Here the key point is that there is no viable strategy which simply ‘follows the science’. Epidemiological science is a vital input. But it is often ambiguous and often at odds with other relevant kinds of knowledge – from practical medical knowledge about how hospitals work to economic, psychological and social knowledge (as I discussed in this recent piece with Jo Chataway). It’s become apparent in the UK that there was too narrow a channel of scientific advice – and that the advisers tried to second guess the politics and got it wrong, and that the politicians and their political advisers, through inexperience, didn't know how to challenge the scientific advice.

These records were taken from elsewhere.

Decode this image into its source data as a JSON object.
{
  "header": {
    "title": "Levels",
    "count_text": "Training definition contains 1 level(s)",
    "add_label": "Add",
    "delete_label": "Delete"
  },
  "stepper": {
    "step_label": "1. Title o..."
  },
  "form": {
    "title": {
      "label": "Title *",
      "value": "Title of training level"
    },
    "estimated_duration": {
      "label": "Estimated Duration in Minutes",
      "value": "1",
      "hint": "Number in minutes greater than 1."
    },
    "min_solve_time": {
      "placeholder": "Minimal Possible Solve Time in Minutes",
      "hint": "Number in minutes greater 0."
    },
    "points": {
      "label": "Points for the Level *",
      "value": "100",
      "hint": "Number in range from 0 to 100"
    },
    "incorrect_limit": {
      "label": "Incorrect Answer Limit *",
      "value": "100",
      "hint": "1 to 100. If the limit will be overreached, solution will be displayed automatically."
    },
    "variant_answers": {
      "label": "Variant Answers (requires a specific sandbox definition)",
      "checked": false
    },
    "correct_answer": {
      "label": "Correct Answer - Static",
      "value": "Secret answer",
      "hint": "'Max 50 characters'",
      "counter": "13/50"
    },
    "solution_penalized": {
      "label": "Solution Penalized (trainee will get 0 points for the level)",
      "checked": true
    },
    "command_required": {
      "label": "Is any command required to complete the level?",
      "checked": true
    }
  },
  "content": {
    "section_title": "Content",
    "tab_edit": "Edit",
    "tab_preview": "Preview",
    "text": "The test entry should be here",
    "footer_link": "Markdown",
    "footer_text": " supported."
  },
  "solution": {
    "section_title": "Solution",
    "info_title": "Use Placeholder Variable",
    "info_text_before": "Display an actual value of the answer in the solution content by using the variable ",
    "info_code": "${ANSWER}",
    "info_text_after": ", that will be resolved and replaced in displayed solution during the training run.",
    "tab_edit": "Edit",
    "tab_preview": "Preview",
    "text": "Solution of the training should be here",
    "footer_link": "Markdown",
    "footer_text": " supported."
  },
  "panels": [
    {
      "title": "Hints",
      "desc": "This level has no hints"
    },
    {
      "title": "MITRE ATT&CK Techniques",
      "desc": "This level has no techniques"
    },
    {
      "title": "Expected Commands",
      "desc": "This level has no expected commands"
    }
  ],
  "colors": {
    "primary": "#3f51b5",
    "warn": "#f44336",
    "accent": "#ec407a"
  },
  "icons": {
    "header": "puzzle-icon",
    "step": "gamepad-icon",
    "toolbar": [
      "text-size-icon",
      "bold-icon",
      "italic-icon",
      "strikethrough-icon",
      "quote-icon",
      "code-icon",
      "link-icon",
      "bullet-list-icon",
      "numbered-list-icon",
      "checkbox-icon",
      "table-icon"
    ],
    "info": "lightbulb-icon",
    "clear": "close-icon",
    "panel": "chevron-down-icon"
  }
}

The programmes have also looked unsteady, with some of the policies apparently decided in a hurry and quickly unravelling. Again, the civil servants moved very fast, and impressively in some ways, but there didn’t appear to have been much preparation. As so often in British government, the policy design was quite high quality, but detached from knowledge of implementation. This is even more true at the operational level where supplies of ventilators, tests and protective equipment have come under intense scrutiny. In respect of the long-term, the government had taken its eye off the ball.
It’s easy to criticise, especially from outside, and I don’t envy those stuck at the heart of government during the crisis, many of whom have done extraordinary work. But pandemics were the most likely shock of all, and government should have done more to prepare.
Preparing for risks is costly. It takes people and resources away from immediate priorities. But ultimately protecting people from risk is the heart of what government is for, and good bureaucracy manages risk systematically. Indeed, times like this remind us why boring, competent, reliable and forward-looking bureaucracy is so vital to helping us live our lives freely. They worry so that we don't have to.